On the other hand, the lack of direct quantification of patient outcomes (health, quality of life, mortality, institutionalization) following FDG-PET-based diagnosis is a main limitation not solvable in the short term. However, even accepting accuracy studies as proxies for more appropriate patient management [24, 25], many limitations remain. Indeed, demonstration of diagnostic improvement after FDG-PET is limited by the lack of pathology confirmation and of head-to-head comparison between FDG-PET and clinical assessment versus the same gold standard [3]. In addition, the frequent use of mere baseline clinical diagnosis as the reference standard conveys the limitation of the intrinsic circularity between hypometabolic patterns and clinical syndromes, and prevents computation of test performance independent of the actual prevalence of the disorder in the examined population. This may be due to the absence of stakeholders, specific to FDG-PET and the so-called ‘orphan’ drugs: no company ever having exclusivity on the radiopharmaceutical, rigorous expensive studies are scarce.

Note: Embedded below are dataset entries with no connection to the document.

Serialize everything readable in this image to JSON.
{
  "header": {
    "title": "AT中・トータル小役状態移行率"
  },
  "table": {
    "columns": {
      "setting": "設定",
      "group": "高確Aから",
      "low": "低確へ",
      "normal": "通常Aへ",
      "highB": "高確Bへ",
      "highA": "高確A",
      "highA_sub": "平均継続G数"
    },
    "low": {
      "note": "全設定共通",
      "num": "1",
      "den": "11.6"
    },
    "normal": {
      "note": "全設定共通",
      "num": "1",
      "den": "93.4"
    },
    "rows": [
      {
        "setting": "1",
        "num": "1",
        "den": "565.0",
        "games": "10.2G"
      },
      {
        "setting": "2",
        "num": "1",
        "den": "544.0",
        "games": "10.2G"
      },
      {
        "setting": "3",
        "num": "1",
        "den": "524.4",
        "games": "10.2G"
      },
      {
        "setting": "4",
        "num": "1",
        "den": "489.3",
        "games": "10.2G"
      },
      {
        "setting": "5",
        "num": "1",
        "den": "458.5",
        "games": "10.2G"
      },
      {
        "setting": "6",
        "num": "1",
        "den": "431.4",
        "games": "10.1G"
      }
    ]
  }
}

Also for this set of reasons, these recommendations are defined late compared to other diagnostic appropriate use criteria, e.g., those for amyloid-PET [26], which are also based on expert consensus, being defined in the complete lack of data on clinical utility. With frequent gaps in formal evidence, the use of clinicians’ experience should at present be seen as interim evidence.

Conclusions

Notwithstanding the heterogeneity of results and poor evidence in the literature, consensus was achieved on Delphi Round I, when six out of seven panelists (being experienced clinicians in neurodegeneration of both neurology (EAN) and nuclear medicine (EANM)) supported clinical use of FDG PET in PPA. With synaptic failure being an earlier phenomenon than atrophy, FDG-PET is particularly valuable for the differential diagnosis between different forms of primary progressive aphasia. This recommendation may be weighted based on the availability of other kinds of examination more directly investigating underlying pathophysiology, which comparison was not the focus of the present paper.